Italian author of short fiction, comic books, graphic novels and films

Alessandro Bilotta (born 17 August 1977) is an Italian author of short fiction, comic books, graphic novels and films. His works include the dystopian Futurism-influenced graphic novel La Dottrina, and the comic book series Mercurio Loi. Besides authoring many issues for Dylan Dog, he created his own spin-off series, Il Pianeta dei Morti.

In 2021 Bilotta wrote Ianus, a Batman story set in Rome, for Batman: The World, an anthology of Batman stories by international comic-book artists. Each of which will take place in their home countries.

==Career==

===Comics===
Since the 90s Bilotta has created a plethora of comic-book series in Italy and in France. His twenty-year-old partnership with DC and Marvel artist Carmine Di Giandomenico led him to create the Italian steampunk comic book Le strabilianti vicende di Giulio Maraviglia, followed by Romano, published by 'Vents d'Ouest', and La Dottrina, republished in 2019 in a deluxe edition by Feltrinelli.

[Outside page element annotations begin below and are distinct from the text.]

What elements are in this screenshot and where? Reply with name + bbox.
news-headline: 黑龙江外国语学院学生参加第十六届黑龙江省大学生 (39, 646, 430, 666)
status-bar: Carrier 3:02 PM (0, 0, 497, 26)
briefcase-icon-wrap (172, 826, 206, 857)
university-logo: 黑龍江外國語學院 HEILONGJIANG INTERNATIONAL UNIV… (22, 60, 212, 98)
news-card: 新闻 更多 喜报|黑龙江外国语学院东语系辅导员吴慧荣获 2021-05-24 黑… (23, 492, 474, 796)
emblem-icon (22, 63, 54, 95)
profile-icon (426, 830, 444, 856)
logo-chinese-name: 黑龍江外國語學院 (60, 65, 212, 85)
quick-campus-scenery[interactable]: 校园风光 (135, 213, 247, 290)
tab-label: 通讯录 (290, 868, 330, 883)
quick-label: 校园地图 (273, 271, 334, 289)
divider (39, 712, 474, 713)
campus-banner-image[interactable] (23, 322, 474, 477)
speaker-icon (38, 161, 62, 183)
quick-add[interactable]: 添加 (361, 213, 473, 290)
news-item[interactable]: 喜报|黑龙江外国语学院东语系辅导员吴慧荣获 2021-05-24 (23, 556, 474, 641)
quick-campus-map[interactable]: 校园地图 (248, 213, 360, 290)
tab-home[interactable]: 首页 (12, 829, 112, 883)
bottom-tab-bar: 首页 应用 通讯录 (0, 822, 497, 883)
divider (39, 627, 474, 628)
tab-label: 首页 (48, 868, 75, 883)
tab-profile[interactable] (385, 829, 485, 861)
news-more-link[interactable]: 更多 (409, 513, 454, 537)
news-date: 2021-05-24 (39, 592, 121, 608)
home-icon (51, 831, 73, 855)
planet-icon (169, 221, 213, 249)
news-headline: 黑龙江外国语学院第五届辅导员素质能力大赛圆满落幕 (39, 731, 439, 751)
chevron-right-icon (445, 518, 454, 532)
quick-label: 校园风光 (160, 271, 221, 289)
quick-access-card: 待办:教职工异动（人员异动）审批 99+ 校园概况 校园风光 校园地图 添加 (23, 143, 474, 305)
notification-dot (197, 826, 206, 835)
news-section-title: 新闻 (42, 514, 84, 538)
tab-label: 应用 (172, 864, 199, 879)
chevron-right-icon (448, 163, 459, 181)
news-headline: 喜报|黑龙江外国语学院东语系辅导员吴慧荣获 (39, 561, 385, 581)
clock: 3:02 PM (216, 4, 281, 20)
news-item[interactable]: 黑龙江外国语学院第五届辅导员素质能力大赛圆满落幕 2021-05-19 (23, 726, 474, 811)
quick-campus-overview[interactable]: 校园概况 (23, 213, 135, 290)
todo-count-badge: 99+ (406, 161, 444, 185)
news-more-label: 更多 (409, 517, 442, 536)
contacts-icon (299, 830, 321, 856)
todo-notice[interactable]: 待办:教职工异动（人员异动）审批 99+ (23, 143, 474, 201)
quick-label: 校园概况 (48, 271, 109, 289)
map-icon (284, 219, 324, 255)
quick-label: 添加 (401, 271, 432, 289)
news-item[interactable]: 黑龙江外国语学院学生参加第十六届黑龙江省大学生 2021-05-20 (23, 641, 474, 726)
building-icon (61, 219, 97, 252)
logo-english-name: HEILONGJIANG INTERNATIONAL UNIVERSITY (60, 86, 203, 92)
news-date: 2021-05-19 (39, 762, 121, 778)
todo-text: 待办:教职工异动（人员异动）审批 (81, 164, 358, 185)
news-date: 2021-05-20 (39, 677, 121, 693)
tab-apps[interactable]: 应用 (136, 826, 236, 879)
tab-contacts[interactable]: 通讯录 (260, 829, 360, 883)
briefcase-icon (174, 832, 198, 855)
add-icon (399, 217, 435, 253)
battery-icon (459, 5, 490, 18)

He is currently one of the main writers of Dylan Dog, the best-selling award-winning horror comic-book series, for which he created the Il Pianeta dei Morti spin-off. His first independent series, Valter Buio, about a shrink for ghosts who operates in the very heart of Rome, was followed by Mercurio Loi, a professor flâneur who solves all sorts of crimes apparently just by getting lost in Rome's alleys.

Mercurio Loi is the most award-winning Italian one-year run comic-book series ever. In a single run of just sixteen issues Mercurio Loi collected all the awards in the comic-book field: U Giancu, Micheluzzi, ANAFI, Boscarato, Gran Guinigi and the Golden Romics.

Mercurio Loi is a brilliant history professor, a Roman gentleman, and a flâneur, a dandy who wanders idly through the alleyways of 19th century Rome. Reminiscent of the spirit of G.K. Chesterton's Father Brown, Professor Loi ends up being involved in mysterious events, diabolical machinations and secret societies, whose convoluted charades he unravels with good-humoured acumen.

===Film and screenwriting===
Bilotta worked as a screenwriter and story editor for the Winx Club franchise, co-writing (uncredited) such films as The Secret of the Lost Kingdom (Rainbow 2007) besides story editing and writing for the fourth season of Winx and PopPixie.